California approved a law in 2011 that dissolved more than 400 redevelopment agencies. The law sparked a process of unwinding the redevelopment agencies and transferring obligations, including bonds, to new “successor agencies” under a complex oversight process.
The review, expected to be completed within 60 days, could mean upgrades of one or two notches for the majority and as high as three notches for a small number of credits, said Lori Trevino, a Moody’s analyst.
“We downgraded these at dissolution, because of the unprecedented situation that affected all of the redevelopment agencies,” Trevino said.
The successor agencies — in most cases, the municipalities that created the RDAs — have had to tally their debts and assets, get them approved first by a county-level committee and then by the state, so they could make the required payments to the state and debt service.
In June 2012, Moody’s lowered the ratings on $11.6 billion in RDA credits it rated Baa3 or higher to Ba1, and put the ratings on watch for possible withdrawal. It also instituted more stringent requirements for California tax increment debt including higher debt service coverage levels.
The ratings have experienced previous upgrades as the state smoothed out the process.
Through this methodology update, Trevino said Moody’s recognizes the lessened operational risks after several years of successful implementation of the dissolution process.
The state’s semi-annual funding distribution process raised cash flow concerns for bonds that has been rectified by adoption of an annual dispersal system that comes through a new law that went into effect last year, Trevino said.
The revisions bring a unified approach to rating tax increment debt and the elimination of a separate approach and scorecard for California issuers, according to the Feb. 7 report.
“We also changed the threshold for coverage,” said Eric Hoffmann, a Moody’s senior vice president and manager. “California had higher coverage levels to reflect the same risk as other states.”

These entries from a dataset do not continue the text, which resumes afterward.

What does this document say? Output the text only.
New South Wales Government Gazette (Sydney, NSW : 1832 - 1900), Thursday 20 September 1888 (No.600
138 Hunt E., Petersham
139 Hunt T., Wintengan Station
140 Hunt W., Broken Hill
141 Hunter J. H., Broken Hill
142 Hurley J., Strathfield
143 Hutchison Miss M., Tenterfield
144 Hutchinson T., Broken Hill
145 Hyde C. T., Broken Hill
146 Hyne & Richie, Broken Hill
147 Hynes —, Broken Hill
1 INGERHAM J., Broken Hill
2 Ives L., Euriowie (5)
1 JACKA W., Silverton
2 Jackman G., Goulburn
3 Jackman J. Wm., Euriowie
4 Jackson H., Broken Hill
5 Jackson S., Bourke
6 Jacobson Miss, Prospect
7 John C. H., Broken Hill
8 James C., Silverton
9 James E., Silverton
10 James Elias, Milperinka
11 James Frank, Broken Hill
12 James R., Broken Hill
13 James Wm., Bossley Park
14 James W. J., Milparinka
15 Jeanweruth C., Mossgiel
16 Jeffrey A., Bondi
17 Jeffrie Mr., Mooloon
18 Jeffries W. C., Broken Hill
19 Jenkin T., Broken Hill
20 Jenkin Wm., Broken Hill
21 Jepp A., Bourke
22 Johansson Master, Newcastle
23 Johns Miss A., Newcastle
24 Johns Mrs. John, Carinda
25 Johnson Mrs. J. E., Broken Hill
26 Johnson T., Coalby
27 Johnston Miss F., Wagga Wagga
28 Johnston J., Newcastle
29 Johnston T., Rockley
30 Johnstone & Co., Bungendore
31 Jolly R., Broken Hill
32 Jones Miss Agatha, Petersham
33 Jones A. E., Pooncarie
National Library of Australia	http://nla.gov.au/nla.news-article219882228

That means where an issuer may have been required to have two times debt coverage, the coverage might be lowered to 1.5 times, which naturally results in a higher rating, Trevino said.
The review affects debt issued by 14 successor agencies to the former redevelopment agencies of Alameda County, Bakersfield, Buena Park, Huntington Beach, Indian Wells, Los Angeles, Oakland, Rancho Mirage, Riverside County, San Diego, San Francisco, Santa Barbara, Santa Monica and Sunnyvale.